For discussing this “tricky” relationship between food and visual art, we have chosen Italy, thanks to a long history of synergy between these two – a maturation process. First, our twenty regions hold an excellent food heritage that amplifies the combinations of basic ingredients, to the point of weaving the history of cooking into the cultural events of that history. Second, Italian artists often combined the aspects of eating with visual symbols in their work, integrating real-life details into the overall meaning. Third, visual art and food are the two most renowned cornerstones of our historical traditions, expressed in the profound richness of its native beauty and pleasure.
Welcome to the special place where art and food sit at the same table of ideas-in-progress. Welcome to the paper world in which the work and the dish captivate all of our senses and invite them to a naked lunch of the mind.
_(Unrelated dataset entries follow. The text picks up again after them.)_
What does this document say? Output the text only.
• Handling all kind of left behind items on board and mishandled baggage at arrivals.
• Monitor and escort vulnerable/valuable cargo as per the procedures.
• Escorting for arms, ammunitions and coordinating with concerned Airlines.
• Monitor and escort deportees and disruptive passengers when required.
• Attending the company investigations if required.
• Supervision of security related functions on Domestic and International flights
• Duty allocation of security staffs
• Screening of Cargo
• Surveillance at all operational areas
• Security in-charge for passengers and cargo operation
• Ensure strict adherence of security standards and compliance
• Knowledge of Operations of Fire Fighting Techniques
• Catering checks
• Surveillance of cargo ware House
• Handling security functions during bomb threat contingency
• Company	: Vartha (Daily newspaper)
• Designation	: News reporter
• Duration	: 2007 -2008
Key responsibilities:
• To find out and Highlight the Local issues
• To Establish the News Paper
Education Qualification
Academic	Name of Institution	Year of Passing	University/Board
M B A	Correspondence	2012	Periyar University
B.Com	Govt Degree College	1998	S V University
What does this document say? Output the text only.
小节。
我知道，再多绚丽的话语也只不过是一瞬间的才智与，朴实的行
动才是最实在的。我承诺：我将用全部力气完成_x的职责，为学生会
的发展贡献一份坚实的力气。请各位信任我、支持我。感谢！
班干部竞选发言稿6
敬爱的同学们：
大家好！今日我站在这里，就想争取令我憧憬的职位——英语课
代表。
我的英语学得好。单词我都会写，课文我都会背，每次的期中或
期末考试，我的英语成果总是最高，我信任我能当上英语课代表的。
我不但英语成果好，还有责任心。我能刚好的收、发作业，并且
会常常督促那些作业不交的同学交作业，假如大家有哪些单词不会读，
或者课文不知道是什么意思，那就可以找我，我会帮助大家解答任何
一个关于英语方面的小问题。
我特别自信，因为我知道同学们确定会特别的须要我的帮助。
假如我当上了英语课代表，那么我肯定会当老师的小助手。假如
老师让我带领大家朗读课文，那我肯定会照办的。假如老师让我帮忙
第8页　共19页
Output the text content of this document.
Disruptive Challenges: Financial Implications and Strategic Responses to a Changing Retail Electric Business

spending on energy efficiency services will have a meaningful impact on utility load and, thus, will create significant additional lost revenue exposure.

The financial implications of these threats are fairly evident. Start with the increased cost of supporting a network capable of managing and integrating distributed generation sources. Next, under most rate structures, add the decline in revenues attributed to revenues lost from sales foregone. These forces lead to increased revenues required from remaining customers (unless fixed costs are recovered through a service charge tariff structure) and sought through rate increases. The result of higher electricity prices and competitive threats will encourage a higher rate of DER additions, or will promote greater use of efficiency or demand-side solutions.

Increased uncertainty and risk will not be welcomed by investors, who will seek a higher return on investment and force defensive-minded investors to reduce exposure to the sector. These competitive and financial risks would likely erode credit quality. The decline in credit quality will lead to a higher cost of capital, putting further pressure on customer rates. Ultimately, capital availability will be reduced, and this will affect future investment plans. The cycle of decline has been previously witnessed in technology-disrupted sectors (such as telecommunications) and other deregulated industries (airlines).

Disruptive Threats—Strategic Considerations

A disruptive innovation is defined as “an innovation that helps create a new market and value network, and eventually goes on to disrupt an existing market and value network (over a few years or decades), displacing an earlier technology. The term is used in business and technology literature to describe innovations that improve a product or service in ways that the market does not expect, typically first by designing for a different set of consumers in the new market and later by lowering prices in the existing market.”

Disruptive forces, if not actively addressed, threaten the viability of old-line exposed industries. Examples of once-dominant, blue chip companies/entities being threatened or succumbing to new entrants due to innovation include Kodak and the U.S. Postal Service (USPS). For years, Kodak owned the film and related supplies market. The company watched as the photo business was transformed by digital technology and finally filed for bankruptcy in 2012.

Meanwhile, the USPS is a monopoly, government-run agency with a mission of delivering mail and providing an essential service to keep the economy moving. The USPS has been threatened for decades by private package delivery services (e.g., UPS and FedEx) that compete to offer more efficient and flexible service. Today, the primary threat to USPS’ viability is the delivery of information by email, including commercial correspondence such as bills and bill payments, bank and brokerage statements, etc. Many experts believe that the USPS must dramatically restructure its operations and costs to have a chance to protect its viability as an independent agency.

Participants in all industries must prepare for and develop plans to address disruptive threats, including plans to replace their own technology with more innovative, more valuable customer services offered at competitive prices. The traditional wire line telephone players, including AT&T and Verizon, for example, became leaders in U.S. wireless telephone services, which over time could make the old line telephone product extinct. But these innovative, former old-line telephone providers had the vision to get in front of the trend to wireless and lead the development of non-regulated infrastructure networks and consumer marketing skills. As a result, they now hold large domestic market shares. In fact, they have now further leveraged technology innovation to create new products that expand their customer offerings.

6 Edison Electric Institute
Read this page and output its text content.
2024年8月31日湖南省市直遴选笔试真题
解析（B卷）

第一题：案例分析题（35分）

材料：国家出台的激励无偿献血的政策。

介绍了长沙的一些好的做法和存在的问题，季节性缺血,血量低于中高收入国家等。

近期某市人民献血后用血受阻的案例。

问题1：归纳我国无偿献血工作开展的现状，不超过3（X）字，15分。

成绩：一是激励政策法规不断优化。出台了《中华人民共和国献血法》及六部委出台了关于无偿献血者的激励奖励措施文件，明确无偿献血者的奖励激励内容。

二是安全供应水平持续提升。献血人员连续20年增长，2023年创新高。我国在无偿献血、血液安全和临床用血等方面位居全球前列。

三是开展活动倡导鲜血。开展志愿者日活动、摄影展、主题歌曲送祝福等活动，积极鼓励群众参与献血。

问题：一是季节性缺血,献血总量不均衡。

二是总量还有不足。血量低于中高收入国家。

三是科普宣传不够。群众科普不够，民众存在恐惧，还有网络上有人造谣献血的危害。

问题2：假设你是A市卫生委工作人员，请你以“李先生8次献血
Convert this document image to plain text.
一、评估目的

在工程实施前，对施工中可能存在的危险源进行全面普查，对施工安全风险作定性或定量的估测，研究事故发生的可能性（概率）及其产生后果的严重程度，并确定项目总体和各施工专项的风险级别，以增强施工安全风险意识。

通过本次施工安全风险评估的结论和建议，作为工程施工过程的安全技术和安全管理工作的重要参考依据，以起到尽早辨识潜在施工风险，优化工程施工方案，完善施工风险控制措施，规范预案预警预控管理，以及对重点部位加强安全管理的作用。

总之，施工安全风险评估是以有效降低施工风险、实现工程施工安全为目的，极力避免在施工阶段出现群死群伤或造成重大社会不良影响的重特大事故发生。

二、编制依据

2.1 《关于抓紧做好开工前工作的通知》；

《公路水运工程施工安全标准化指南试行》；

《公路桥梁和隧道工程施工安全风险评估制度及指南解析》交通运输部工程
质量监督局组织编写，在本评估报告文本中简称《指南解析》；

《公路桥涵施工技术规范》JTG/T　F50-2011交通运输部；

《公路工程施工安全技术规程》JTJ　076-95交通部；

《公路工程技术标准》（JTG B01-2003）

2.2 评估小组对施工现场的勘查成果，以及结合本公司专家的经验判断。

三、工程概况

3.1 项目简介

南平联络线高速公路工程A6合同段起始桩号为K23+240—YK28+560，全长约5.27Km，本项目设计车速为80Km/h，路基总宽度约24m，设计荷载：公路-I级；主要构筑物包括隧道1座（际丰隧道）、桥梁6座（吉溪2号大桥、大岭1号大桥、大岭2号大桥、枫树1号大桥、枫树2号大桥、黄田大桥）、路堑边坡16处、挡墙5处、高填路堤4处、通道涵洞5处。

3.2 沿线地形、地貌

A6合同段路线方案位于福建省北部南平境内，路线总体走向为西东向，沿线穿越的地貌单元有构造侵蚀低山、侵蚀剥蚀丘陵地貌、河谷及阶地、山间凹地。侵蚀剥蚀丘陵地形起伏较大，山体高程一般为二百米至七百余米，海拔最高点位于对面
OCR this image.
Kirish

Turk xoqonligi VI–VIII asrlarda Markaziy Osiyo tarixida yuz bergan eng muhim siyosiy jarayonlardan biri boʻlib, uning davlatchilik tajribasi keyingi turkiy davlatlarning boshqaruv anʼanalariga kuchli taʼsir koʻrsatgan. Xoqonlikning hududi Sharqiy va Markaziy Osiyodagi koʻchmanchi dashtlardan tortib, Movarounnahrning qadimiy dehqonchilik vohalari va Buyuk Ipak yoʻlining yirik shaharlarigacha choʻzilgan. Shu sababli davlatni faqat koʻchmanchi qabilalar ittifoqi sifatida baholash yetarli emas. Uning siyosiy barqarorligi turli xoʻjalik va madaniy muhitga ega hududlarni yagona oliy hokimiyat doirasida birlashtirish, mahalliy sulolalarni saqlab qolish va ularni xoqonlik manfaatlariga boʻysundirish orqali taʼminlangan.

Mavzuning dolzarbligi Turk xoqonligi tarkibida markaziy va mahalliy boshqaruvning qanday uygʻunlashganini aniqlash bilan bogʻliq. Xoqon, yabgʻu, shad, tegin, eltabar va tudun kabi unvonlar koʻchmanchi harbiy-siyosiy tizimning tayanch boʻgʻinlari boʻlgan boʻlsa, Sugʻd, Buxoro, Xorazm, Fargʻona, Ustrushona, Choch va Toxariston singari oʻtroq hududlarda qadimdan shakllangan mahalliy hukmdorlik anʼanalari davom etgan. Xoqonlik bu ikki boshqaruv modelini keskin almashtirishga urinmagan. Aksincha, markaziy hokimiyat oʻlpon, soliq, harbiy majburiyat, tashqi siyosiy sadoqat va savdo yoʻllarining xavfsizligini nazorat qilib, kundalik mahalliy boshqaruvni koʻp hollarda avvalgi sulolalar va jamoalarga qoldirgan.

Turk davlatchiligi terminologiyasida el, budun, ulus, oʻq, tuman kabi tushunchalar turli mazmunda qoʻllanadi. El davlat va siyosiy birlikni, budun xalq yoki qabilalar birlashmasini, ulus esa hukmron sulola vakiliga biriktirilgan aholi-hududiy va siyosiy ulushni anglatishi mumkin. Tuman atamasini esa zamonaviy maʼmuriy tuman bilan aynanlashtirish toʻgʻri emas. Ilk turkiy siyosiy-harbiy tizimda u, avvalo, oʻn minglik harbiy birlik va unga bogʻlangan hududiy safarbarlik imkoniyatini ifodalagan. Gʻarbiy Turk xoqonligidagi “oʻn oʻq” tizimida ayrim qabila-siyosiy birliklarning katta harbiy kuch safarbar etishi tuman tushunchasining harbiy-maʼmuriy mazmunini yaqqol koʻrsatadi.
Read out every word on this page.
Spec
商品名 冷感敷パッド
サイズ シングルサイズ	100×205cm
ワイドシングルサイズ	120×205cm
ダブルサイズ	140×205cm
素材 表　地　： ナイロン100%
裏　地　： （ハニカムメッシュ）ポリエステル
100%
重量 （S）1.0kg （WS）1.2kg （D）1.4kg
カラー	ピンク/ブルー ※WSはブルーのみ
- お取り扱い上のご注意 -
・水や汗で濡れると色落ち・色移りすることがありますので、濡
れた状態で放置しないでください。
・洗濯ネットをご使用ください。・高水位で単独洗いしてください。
Welcome to a mirror where each kind of food is reflected differently day by day, to a world that forces us to look at food differently in order to uncover what is hidden beneath the obvious. Ladies and gentlemen, welcome to the OBIC galaxy.
BOX ON SALVATORE EMBLEM
For Salvatore Emblema, this is a golden moment in the Italian and international markets. After a major bidding contest at Phillips Auction House, New York May 13, 2014 –- and subsequently receiving almost fanatical attention from Italian and American collectors— a major retrospective was held during Summer 2015 at the Palazzo Collicola Arti Visive (Spoleto), during the Festival of Two Worlds .
Salvatore Emblema was born in Terzigno, a restless land in the slopes of Vesuvius, a place that calibrates the human rhythm to the ancient timing of the volcano. Here his primordial and alchemical art takes shape, the child of a methodical process that renders the canvas an intriguing clue, a stone-age simplicity on which colors find their primordial origin. We see elementary geometry, methodical markings, bands and outlines, always with colorful roots that come from the landscape and return to nature with a change in light, able to establish the biological life of the painting, its continuous variability. The work tells of the illumination of the sun and the fluorescence of the moon, transforms itself from within and resonates like a star in the heavens. There is a process of rigorous removal of the superfluous, connecting the simplicity of the elements with the complexity of the universe. It is no coincidence that the painted geometries are mysterious, like timeless markings, a sort of esoteric code preceding symbols and interpretations. A journey to the origins of the chaos, through revelations and ascetic crossings.